Madeleine Orr, Ph.D. student in the School of Kinesiology, advised by Dr. Yuhei Inoue, assistant professor of sport management, has been awarded a Council of Graduate Students travel grant for $600  to attend and present at the North America Society for Sport Management Conference. Orr’s presentation is titled: “Toward a Practitioner-Oriented Framework of Event Legacy: A Case Study of Toronto 2015.”

Several other Kinesiology faculty members and graduate students are participating in the conference, held in Denver, CO from May 30 until June 2.

  • Kurumi Aizawa, Ph.D., visiting scholar from Waseda University Research Institute for Sport Knowledge in Tokyo, Japan, presents “Leveraging Events for Sport Participation: The Case of the Japanese National Sports Festival.”
  • Yuhei Inoue, Ph.D., presents “Sport Spectatorship and Live Satisfaction: A Multi-City Investigation.”
  • Lisa Kihl, Ph.D., presents “Athlete Representation in the Governance of Intercollegiate Sport,” together with Ph.D. student Caroline Heffernan.
  • Nicole LaVoi, Ph.D., participates in a symposium titled, “The Paradoxical Decline of Women in Coaching: Time for Radical Structural Change.”

The detailed conference program is available online.

Dahia Barr-Anderson and Sanaz Khosravani receive 2017 Women’s Philanthropic Leadership Circle awards

Dr.

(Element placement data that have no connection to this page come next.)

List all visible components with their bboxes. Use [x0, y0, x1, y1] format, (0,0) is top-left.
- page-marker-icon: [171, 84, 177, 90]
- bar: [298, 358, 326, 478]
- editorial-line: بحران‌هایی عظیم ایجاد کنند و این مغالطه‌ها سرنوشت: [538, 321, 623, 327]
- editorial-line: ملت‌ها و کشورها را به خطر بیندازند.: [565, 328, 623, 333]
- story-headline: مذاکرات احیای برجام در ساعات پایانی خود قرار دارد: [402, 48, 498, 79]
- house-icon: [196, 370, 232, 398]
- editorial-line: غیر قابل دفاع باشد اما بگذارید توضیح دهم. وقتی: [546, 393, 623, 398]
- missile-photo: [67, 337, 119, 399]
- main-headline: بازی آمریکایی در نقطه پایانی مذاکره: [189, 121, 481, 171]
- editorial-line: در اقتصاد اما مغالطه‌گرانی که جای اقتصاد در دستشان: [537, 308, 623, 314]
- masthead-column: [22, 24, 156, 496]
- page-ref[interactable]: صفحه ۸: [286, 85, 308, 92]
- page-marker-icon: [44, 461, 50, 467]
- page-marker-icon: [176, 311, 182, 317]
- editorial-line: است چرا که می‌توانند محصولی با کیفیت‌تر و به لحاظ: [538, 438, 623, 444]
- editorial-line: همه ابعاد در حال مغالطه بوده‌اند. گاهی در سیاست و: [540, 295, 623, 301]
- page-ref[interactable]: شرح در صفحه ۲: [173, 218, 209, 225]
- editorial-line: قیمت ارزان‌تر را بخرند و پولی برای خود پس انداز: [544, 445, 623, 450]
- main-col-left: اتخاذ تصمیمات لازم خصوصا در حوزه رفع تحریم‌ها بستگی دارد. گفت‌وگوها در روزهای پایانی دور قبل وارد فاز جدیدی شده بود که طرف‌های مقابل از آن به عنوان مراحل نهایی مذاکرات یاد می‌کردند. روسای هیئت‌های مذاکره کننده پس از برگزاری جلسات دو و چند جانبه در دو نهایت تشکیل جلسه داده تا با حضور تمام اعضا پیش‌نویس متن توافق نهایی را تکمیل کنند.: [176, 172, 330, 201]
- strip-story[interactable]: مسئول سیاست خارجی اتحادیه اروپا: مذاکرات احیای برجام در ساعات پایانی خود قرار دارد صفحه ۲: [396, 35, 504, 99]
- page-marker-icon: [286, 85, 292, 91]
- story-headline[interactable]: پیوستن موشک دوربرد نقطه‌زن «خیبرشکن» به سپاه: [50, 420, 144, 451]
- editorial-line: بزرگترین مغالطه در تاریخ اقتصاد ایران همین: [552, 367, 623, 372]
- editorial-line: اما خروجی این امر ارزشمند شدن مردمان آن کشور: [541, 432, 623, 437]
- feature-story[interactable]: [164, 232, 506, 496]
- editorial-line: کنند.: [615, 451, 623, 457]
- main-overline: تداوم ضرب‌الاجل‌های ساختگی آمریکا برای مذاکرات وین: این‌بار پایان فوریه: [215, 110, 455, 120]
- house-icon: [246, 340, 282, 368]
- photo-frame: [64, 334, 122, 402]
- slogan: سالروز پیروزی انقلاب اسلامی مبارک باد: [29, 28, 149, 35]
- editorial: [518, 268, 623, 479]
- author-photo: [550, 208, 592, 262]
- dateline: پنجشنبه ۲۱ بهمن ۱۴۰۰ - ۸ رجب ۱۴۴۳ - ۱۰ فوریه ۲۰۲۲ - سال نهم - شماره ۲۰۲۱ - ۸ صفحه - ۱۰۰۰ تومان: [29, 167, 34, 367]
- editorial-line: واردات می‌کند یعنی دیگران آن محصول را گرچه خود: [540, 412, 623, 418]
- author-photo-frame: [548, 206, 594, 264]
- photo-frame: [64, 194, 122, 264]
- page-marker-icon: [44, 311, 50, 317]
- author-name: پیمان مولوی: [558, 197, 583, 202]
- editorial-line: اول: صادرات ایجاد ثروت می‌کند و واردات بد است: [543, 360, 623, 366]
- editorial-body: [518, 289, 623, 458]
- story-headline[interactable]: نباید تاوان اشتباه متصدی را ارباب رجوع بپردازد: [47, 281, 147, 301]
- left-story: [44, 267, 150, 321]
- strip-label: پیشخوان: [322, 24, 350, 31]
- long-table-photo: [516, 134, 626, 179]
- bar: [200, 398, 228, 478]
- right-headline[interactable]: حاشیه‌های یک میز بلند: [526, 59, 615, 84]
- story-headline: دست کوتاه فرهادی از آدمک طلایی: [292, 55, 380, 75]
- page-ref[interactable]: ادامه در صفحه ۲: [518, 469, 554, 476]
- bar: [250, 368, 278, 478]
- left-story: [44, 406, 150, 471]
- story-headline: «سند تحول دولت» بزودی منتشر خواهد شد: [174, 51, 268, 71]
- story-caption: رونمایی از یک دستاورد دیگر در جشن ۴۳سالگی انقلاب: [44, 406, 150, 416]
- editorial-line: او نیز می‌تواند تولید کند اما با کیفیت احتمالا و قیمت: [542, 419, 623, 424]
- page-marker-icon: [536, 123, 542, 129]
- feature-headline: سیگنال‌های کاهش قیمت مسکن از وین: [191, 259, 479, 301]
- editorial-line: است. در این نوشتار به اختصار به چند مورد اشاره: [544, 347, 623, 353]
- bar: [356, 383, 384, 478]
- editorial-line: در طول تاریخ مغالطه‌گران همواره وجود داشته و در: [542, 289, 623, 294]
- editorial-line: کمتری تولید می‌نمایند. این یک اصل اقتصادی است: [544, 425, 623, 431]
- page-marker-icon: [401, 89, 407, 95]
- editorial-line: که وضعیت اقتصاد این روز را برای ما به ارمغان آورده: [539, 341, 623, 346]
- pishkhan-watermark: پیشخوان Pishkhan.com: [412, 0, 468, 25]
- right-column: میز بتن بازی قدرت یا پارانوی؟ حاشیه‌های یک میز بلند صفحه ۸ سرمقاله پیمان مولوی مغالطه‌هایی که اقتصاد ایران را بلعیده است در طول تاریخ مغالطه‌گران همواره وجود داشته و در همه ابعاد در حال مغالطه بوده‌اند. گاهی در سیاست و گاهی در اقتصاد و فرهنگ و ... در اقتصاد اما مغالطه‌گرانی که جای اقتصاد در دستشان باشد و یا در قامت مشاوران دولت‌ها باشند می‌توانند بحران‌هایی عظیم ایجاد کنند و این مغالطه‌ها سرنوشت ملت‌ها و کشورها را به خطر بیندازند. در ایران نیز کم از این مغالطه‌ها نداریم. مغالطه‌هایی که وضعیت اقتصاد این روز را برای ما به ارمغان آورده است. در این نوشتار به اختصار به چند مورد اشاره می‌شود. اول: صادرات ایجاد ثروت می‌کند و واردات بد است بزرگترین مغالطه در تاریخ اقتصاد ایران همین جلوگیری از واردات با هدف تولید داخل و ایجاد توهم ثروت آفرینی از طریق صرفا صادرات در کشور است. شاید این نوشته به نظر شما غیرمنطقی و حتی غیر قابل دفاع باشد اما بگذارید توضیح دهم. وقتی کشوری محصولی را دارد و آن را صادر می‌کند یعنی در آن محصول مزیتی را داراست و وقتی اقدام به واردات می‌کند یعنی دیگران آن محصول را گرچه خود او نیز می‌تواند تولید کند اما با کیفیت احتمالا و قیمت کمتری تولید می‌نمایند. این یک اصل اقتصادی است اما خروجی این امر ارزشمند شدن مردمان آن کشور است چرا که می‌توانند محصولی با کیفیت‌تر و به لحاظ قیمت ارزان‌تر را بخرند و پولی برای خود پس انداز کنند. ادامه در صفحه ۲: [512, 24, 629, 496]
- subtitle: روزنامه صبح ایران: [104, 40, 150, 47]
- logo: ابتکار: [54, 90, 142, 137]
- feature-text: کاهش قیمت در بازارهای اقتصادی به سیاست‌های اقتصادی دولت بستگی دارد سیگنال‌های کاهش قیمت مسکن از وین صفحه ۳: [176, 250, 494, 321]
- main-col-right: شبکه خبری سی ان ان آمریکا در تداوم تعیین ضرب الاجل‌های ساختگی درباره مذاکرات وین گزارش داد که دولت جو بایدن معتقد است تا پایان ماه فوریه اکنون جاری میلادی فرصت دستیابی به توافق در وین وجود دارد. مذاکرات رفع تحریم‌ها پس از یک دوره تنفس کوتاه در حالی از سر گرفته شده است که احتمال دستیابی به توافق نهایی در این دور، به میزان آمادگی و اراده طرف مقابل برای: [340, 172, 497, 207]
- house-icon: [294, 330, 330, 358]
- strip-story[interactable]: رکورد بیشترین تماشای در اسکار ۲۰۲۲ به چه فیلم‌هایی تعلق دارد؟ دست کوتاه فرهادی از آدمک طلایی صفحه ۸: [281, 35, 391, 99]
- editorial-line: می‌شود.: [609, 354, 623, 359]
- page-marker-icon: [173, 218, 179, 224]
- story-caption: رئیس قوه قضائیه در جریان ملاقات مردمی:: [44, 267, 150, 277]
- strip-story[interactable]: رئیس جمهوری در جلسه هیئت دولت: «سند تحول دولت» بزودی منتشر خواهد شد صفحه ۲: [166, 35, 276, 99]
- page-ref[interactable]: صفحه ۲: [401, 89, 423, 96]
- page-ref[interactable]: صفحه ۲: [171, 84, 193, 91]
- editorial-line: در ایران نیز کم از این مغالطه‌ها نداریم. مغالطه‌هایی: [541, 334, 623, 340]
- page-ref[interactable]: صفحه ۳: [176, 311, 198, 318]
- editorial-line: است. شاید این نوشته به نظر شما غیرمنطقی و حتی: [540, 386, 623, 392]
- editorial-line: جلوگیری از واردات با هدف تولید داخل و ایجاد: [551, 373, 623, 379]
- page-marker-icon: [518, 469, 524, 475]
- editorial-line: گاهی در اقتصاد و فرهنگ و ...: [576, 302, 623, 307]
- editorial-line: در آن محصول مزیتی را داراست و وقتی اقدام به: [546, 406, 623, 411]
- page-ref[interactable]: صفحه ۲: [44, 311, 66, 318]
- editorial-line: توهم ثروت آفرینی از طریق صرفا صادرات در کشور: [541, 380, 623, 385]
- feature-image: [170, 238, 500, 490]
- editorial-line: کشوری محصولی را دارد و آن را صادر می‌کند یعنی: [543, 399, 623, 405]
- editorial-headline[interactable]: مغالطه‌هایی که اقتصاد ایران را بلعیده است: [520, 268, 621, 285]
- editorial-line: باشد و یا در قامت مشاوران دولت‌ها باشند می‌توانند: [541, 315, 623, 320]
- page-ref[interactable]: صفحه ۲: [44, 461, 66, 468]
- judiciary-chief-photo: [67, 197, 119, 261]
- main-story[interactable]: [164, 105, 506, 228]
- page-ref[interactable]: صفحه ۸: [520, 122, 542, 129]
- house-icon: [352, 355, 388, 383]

Barr-Anderson
Ms. Khosravani

A faculty member and doctoral student in the School of Kinesiology have been selected to receive awards from the College of Education and Human Development’s Women’s Philanthropic Leadership Circle (WPLC).

Dahia Barr-Anderson, Ph.D., assistant professor in the School, has received the Rising Star Faculty Award of $1,500 to use for professional development.  She joins an elite group of CEHD female faculty members in the college who have received this prestigious award.

Sanaz Khosravani, a Kinesiology doctoral student in the Human Sensorimotor Control Laboratory, will receive a $1,400 Graduate Student Ph.D. award based on the review committee’s assessment of her “academic achievements, community involvement, leadership, and passion for her academic and professional career.”

The awards will be conferred at the WPLC’s annual celebration on Tuesday, June 13, at the Town and Country Club in St. Paul.